If your goal is to eke out a living as something similar to an IBM, Salesforce, or SAP consultant, well, we probably don't share the same design sensibilities. That doesn't mean that you're wrong and I'm right, it just means that I probably would hate the resulting system, both as a user and a developer.


• • •


Neither is following every whim of your customers a viable solution. At least not if you are responsible for the design of the solution. And especially not if your application is used by several or maybe all of your customers, e. g. it's your product.


The solution, of course, hides between these straw man-esque solutions. And depends on your ability to make the correct decisions on whether to specifically implement support for something, or introduce flexibility to accommodate variance. And that ability depends on expertise.


That expertise might be technical, it might be domain specific, it might be tied to an understanding of your target audience: how they work, or how they earn their money. But it must also be grounded in an idea of what your system is, what it is in the process of becoming, and what your goals are for its future. Acknowledge that both the system and the world around it are living things, and that the pressures that are put on it, and by extension you, always will be changing. If not, that's probably because people have stopped caring, or process has isolated you from the specific realities of its use. Neither of these things are good. Because what's the point of acknowledging thate things change if you don't also observe said change. The design process must not only take the present into account but also anticipate, and create, movement.

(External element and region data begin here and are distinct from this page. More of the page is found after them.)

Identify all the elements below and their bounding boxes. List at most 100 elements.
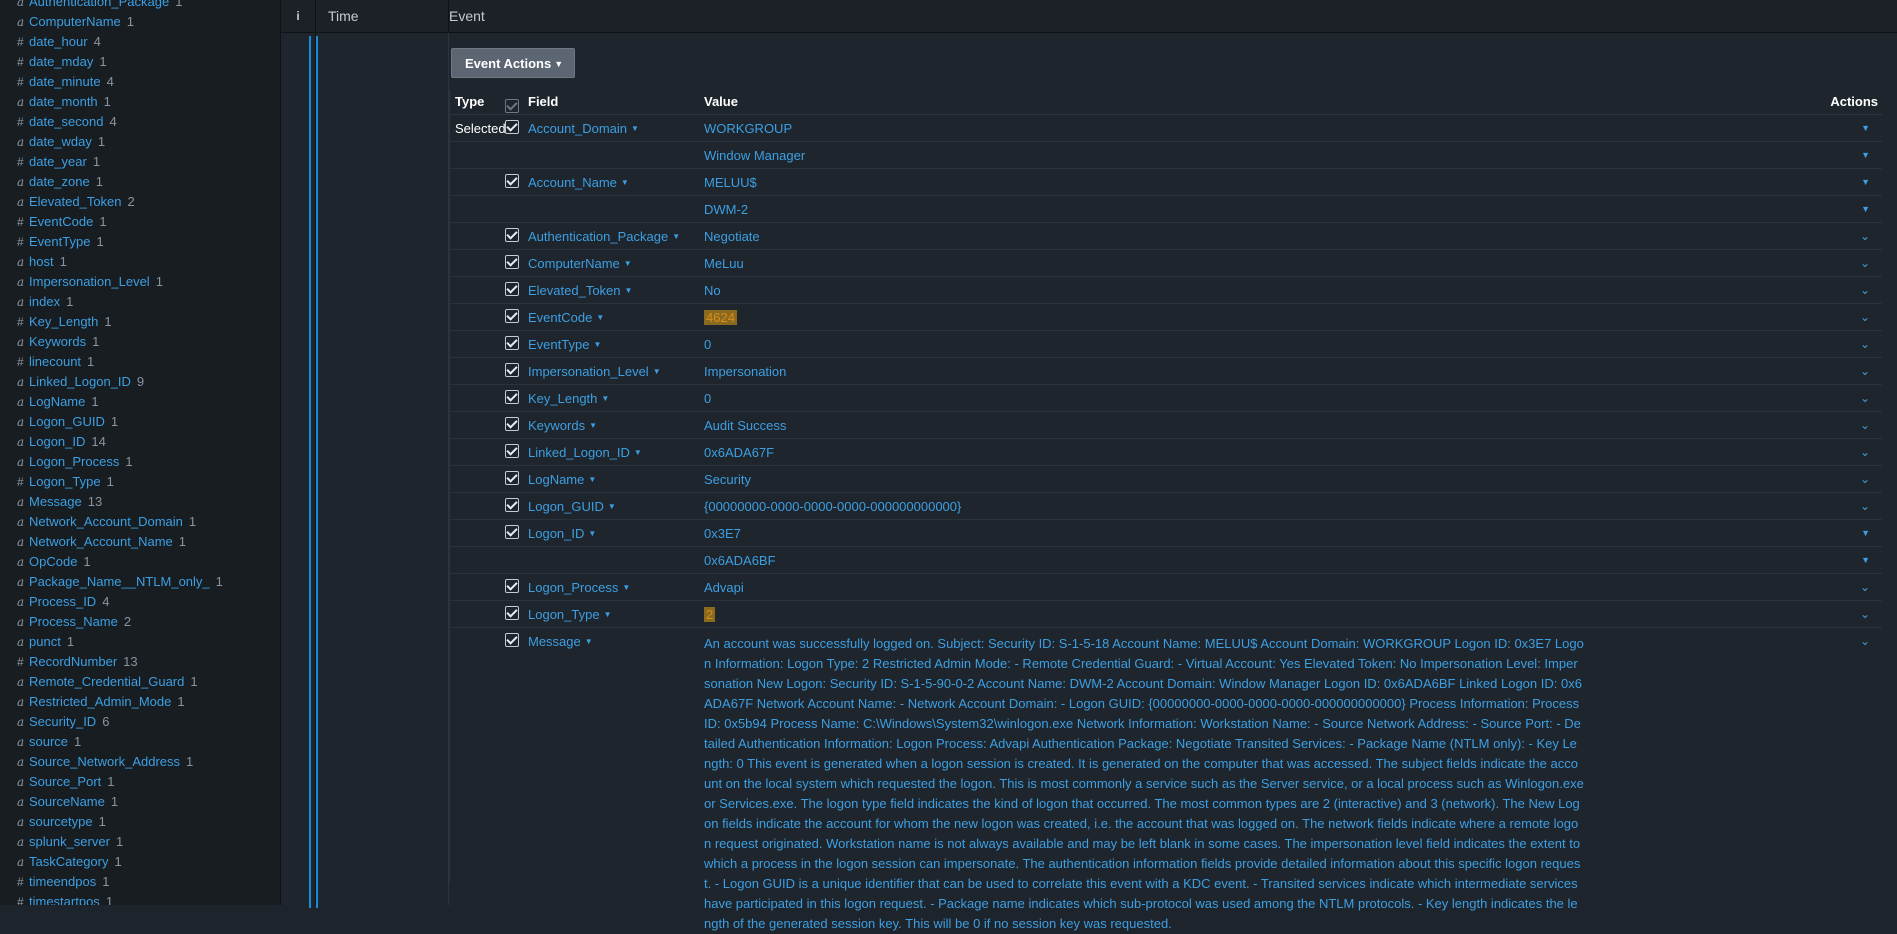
field-name-menu[interactable]: Logon_Type ▼	[528, 607, 612, 622]
field-checkbox[interactable]	[505, 633, 519, 650]
sidebar-field-item[interactable]: a SourceName 1	[0, 792, 280, 812]
sidebar-field-item[interactable]: # RecordNumber 13	[0, 652, 280, 672]
sidebar-field-name[interactable]: EventCode	[29, 214, 93, 229]
sidebar-field-item[interactable]: a Logon_GUID 1	[0, 412, 280, 432]
sidebar-field-name[interactable]: date_wday	[29, 134, 92, 149]
sidebar-field-name[interactable]: Source_Port	[29, 774, 101, 789]
sidebar-field-name[interactable]: EventType	[29, 234, 90, 249]
field-value[interactable]: No	[704, 283, 721, 298]
sidebar-field-item[interactable]: # date_year 1	[0, 152, 280, 172]
sidebar-field-item[interactable]: a Security_ID 6	[0, 712, 280, 732]
sidebar-field-item[interactable]: a date_wday 1	[0, 132, 280, 152]
sidebar-field-name[interactable]: Process_Name	[29, 614, 118, 629]
sidebar-field-item[interactable]: # linecount 1	[0, 352, 280, 372]
field-value[interactable]: 0x6ADA6BF	[704, 553, 776, 568]
sidebar-field-item[interactable]: # date_hour 4	[0, 32, 280, 52]
sidebar-field-item[interactable]: a OpCode 1	[0, 552, 280, 572]
sidebar-field-item[interactable]: a Source_Network_Address 1	[0, 752, 280, 772]
field-value[interactable]: 2	[704, 607, 716, 622]
sidebar-field-name[interactable]: date_minute	[29, 74, 101, 89]
field-checkbox[interactable]	[505, 417, 519, 434]
field-name-menu[interactable]: Authentication_Package ▼	[528, 229, 680, 244]
sidebar-field-name[interactable]: TaskCategory	[29, 854, 108, 869]
actions-dropdown-icon[interactable]: ⌄	[1860, 337, 1870, 351]
sidebar-field-name[interactable]: Keywords	[29, 334, 86, 349]
sidebar-field-name[interactable]: linecount	[29, 354, 81, 369]
sidebar-field-name[interactable]: date_mday	[29, 54, 93, 69]
field-name-menu[interactable]: Logon_GUID ▼	[528, 499, 616, 514]
actions-dropdown-icon[interactable]: ⌄	[1860, 607, 1870, 621]
sidebar-field-name[interactable]: Remote_Credential_Guard	[29, 674, 184, 689]
field-name-menu[interactable]: Elevated_Token ▼	[528, 283, 632, 298]
actions-dropdown-icon[interactable]: ⌄	[1860, 229, 1870, 243]
field-checkbox[interactable]	[505, 120, 519, 137]
time-column-header[interactable]: Time	[316, 0, 449, 32]
sidebar-field-item[interactable]: a Linked_Logon_ID 9	[0, 372, 280, 392]
field-value[interactable]: Window Manager	[704, 148, 805, 163]
sidebar-field-item[interactable]: a Process_Name 2	[0, 612, 280, 632]
sidebar-field-item[interactable]: a index 1	[0, 292, 280, 312]
actions-dropdown-icon[interactable]: ▼	[1861, 555, 1870, 565]
sidebar-field-item[interactable]: # timestartpos 1	[0, 892, 280, 905]
sidebar-field-name[interactable]: Logon_Type	[29, 474, 101, 489]
actions-dropdown-icon[interactable]: ⌄	[1860, 634, 1870, 648]
sidebar-field-item[interactable]: # timeendpos 1	[0, 872, 280, 892]
sidebar-field-item[interactable]: a LogName 1	[0, 392, 280, 412]
sidebar-field-item[interactable]: a Logon_Process 1	[0, 452, 280, 472]
field-checkbox[interactable]	[505, 363, 519, 380]
sidebar-field-item[interactable]: a date_zone 1	[0, 172, 280, 192]
sidebar-field-item[interactable]: a Keywords 1	[0, 332, 280, 352]
field-name-menu[interactable]: Impersonation_Level ▼	[528, 364, 661, 379]
field-name-menu[interactable]: Logon_ID ▼	[528, 526, 596, 541]
sidebar-field-name[interactable]: Message	[29, 494, 82, 509]
sidebar-field-item[interactable]: # Logon_Type 1	[0, 472, 280, 492]
actions-dropdown-icon[interactable]: ⌄	[1860, 283, 1870, 297]
sidebar-field-item[interactable]: a host 1	[0, 252, 280, 272]
field-value[interactable]: MELUU$	[704, 175, 757, 190]
sidebar-field-item[interactable]: a Process_ID 4	[0, 592, 280, 612]
field-name-menu[interactable]: Logon_Process ▼	[528, 580, 630, 595]
field-checkbox[interactable]	[505, 174, 519, 191]
sidebar-field-item[interactable]: # date_mday 1	[0, 52, 280, 72]
field-name-menu[interactable]: EventType ▼	[528, 337, 601, 352]
sidebar-field-item[interactable]: a sourcetype 1	[0, 812, 280, 832]
message-value[interactable]: An account was successfully logged on. S…	[704, 634, 1584, 934]
sidebar-field-name[interactable]: Network_Account_Domain	[29, 514, 183, 529]
sidebar-field-name[interactable]: ComputerName	[29, 14, 121, 29]
field-checkbox[interactable]	[505, 606, 519, 623]
sidebar-field-name[interactable]: index	[29, 294, 60, 309]
sidebar-field-item[interactable]: a splunk_server 1	[0, 832, 280, 852]
field-value[interactable]: Impersonation	[704, 364, 786, 379]
sidebar-field-name[interactable]: sourcetype	[29, 814, 93, 829]
sidebar-field-name[interactable]: Impersonation_Level	[29, 274, 150, 289]
actions-dropdown-icon[interactable]: ⌄	[1860, 445, 1870, 459]
sidebar-field-name[interactable]: RecordNumber	[29, 654, 117, 669]
sidebar-field-item[interactable]: a Impersonation_Level 1	[0, 272, 280, 292]
field-checkbox[interactable]	[505, 255, 519, 272]
field-value[interactable]: {00000000-0000-0000-0000-000000000000}	[704, 499, 961, 514]
field-checkbox[interactable]	[505, 309, 519, 326]
actions-dropdown-icon[interactable]: ▼	[1861, 204, 1870, 214]
actions-dropdown-icon[interactable]: ⌄	[1860, 391, 1870, 405]
sidebar-field-name[interactable]: host	[29, 254, 54, 269]
sidebar-field-item[interactable]: # EventType 1	[0, 232, 280, 252]
sidebar-field-name[interactable]: OpCode	[29, 554, 77, 569]
actions-dropdown-icon[interactable]: ⌄	[1860, 499, 1870, 513]
sidebar-field-name[interactable]: Security_ID	[29, 714, 96, 729]
sidebar-field-item[interactable]: a TaskCategory 1	[0, 852, 280, 872]
field-checkbox[interactable]	[505, 471, 519, 488]
sidebar-field-name[interactable]: timeendpos	[29, 874, 96, 889]
sidebar-field-name[interactable]: punct	[29, 634, 61, 649]
sidebar-field-name[interactable]: SourceName	[29, 794, 105, 809]
sidebar-field-name[interactable]: date_zone	[29, 174, 90, 189]
sidebar-field-name[interactable]: date_hour	[29, 34, 88, 49]
field-checkbox[interactable]	[505, 444, 519, 461]
sidebar-field-name[interactable]: Process_ID	[29, 594, 96, 609]
sidebar-field-item[interactable]: a Logon_ID 14	[0, 432, 280, 452]
field-name-menu[interactable]: LogName ▼	[528, 472, 596, 487]
sidebar-field-item[interactable]: a Source_Port 1	[0, 772, 280, 792]
sidebar-field-name[interactable]: LogName	[29, 394, 85, 409]
field-checkbox[interactable]	[505, 498, 519, 515]
sidebar-field-item[interactable]: # date_minute 4	[0, 72, 280, 92]
sidebar-field-item[interactable]: a Network_Account_Domain 1	[0, 512, 280, 532]
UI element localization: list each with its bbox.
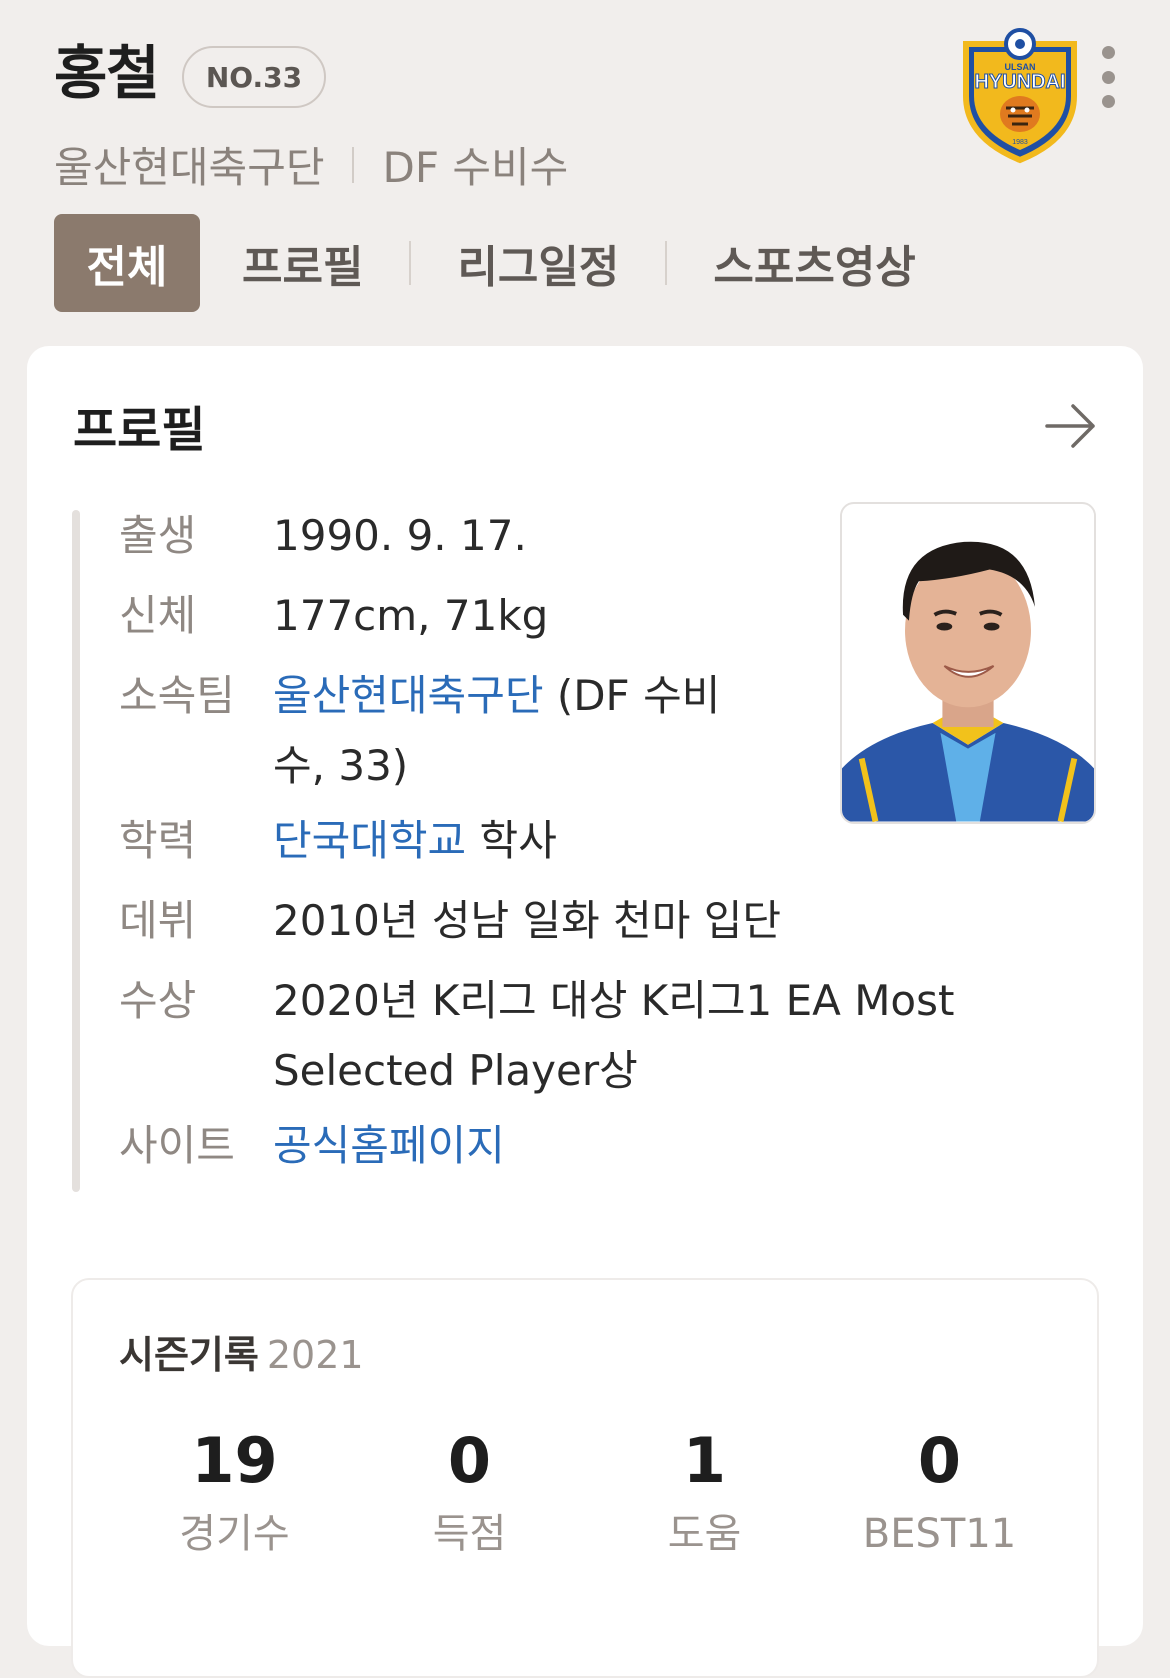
tab-league-schedule[interactable]: 리그일정 xyxy=(457,231,619,295)
stat-value: 0 xyxy=(447,1424,492,1497)
school-link[interactable]: 단국대학교 xyxy=(273,816,466,865)
season-stats-row: 19 경기수 0 득점 1 도움 0 BEST11 xyxy=(117,1426,1057,1564)
team-logo[interactable]: ULSAN HYUNDAI 1983 xyxy=(960,26,1080,164)
stat-goals: 0 득점 xyxy=(352,1426,587,1564)
info-row-site: 사이트 공식홈페이지 xyxy=(119,1106,1019,1186)
site-label: 사이트 xyxy=(119,1121,235,1170)
education-value: 단국대학교 학사 xyxy=(273,801,557,881)
player-number-badge: NO.33 xyxy=(182,46,326,108)
tab-sports-video[interactable]: 스포츠영상 xyxy=(713,231,915,295)
body-value: 177cm, 71kg xyxy=(273,591,549,640)
logo-text: HYUNDAI xyxy=(974,71,1065,93)
player-header: 홍철 NO.33 울산현대축구단 DF 수비수 ULSAN HYUNDAI 19… xyxy=(0,0,1170,330)
stat-value: 0 xyxy=(917,1424,962,1497)
award-label: 수상 xyxy=(119,976,197,1025)
player-name: 홍철 xyxy=(54,39,160,107)
stat-assists: 1 도움 xyxy=(587,1426,822,1564)
team-label: 소속팀 xyxy=(119,671,235,720)
tab-all[interactable]: 전체 xyxy=(54,214,200,312)
profile-card: 프로필 출생 1990. 9. 17. 신체 177cm, 71kg 소속팀 울… xyxy=(27,346,1143,1678)
debut-value: 2010년 성남 일화 천마 입단 xyxy=(273,896,782,945)
season-stats-title: 시즌기록 2021 xyxy=(119,1324,364,1379)
official-site-link[interactable]: 공식홈페이지 xyxy=(273,1121,505,1170)
team-link[interactable]: 울산현대축구단 xyxy=(273,671,543,720)
stat-label: BEST11 xyxy=(862,1511,1017,1557)
birth-label: 출생 xyxy=(119,511,197,560)
site-value: 공식홈페이지 xyxy=(273,1106,505,1186)
stat-label: 경기수 xyxy=(179,1511,290,1557)
education-label: 학력 xyxy=(119,816,197,865)
stat-value: 19 xyxy=(191,1424,278,1497)
tab-bar: 전체 프로필 리그일정 스포츠영상 xyxy=(54,214,916,312)
season-stats-card[interactable]: 시즌기록 2021 19 경기수 0 득점 1 도움 0 BEST11 xyxy=(71,1278,1099,1678)
more-options-icon[interactable] xyxy=(1094,46,1122,108)
player-subline: 울산현대축구단 DF 수비수 xyxy=(54,134,568,195)
stat-label: 도움 xyxy=(667,1511,742,1557)
arrow-right-icon[interactable] xyxy=(1043,398,1099,454)
profile-title: 프로필 xyxy=(73,402,206,458)
logo-year: 1983 xyxy=(1012,139,1028,146)
debut-label: 데뷔 xyxy=(119,896,197,945)
info-accent-bar xyxy=(72,510,80,1192)
body-label: 신체 xyxy=(119,591,197,640)
season-year: 2021 xyxy=(266,1333,364,1377)
season-title-text: 시즌기록 xyxy=(119,1333,259,1377)
stat-label: 득점 xyxy=(432,1511,507,1557)
divider xyxy=(352,146,355,183)
award-value: 2020년 K리그 대상 K리그1 EA Most Selected Playe… xyxy=(273,976,955,1095)
team-name[interactable]: 울산현대축구단 xyxy=(54,134,324,195)
info-row-award: 수상 2020년 K리그 대상 K리그1 EA Most Selected Pl… xyxy=(119,961,1019,1106)
player-position: DF 수비수 xyxy=(382,143,569,192)
tab-divider xyxy=(665,241,668,285)
tab-profile[interactable]: 프로필 xyxy=(242,231,363,295)
info-row-debut: 데뷔 2010년 성남 일화 천마 입단 xyxy=(119,881,1019,961)
education-degree: 학사 xyxy=(466,816,557,865)
tab-divider xyxy=(409,241,412,285)
team-value: 울산현대축구단 (DF 수비수, 33) xyxy=(273,656,763,801)
stat-games: 19 경기수 xyxy=(117,1426,352,1564)
stat-best11: 0 BEST11 xyxy=(822,1426,1057,1564)
player-photo[interactable] xyxy=(840,502,1096,824)
birth-value: 1990. 9. 17. xyxy=(273,511,527,560)
stat-value: 1 xyxy=(682,1424,727,1497)
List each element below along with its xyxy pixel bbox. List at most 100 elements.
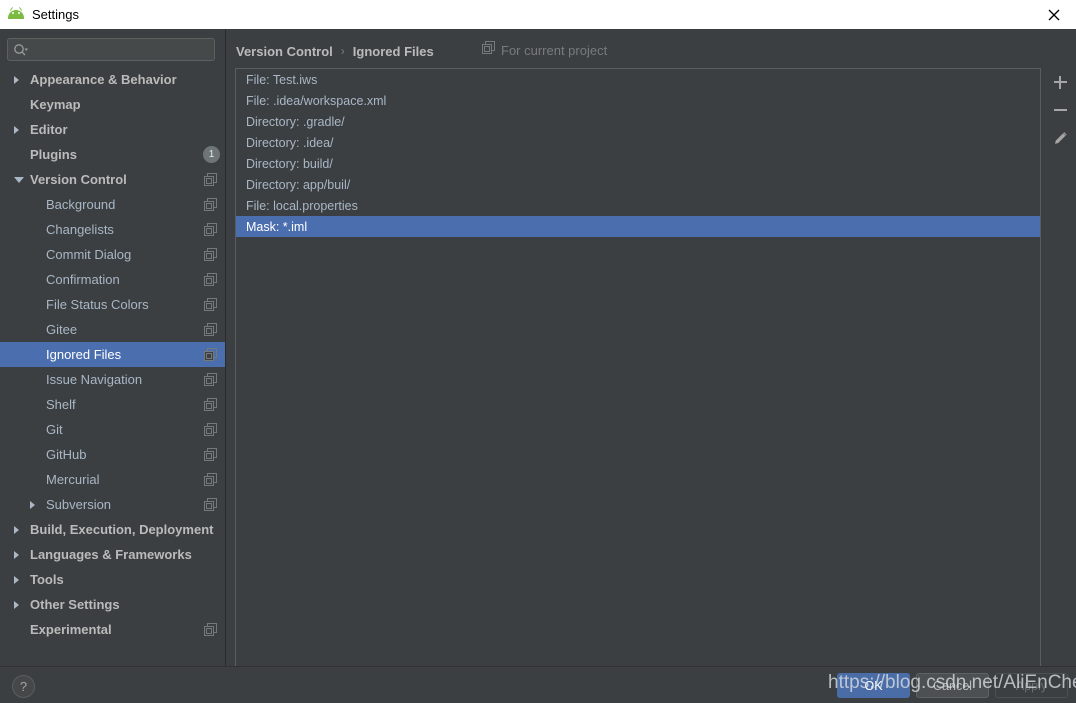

It's not easy, and we'll stumble, take wrong turns, and make silly pratfalls. So create systems that are amenable to change. Try to anticipate movement, but don't build towering abstractions to support hypotheticals. Don't introduce unbounded and ill-defined flexibility, because then you will lessen your knowledge of where you are, and make it harder to move forward. Systematise and model behaviours and data so that you can reason about your system. But value the lived realities of your users higher than the categories and processes you have designed for them, but in turn, don't confuse that with letting your users dictate how the system should be designed.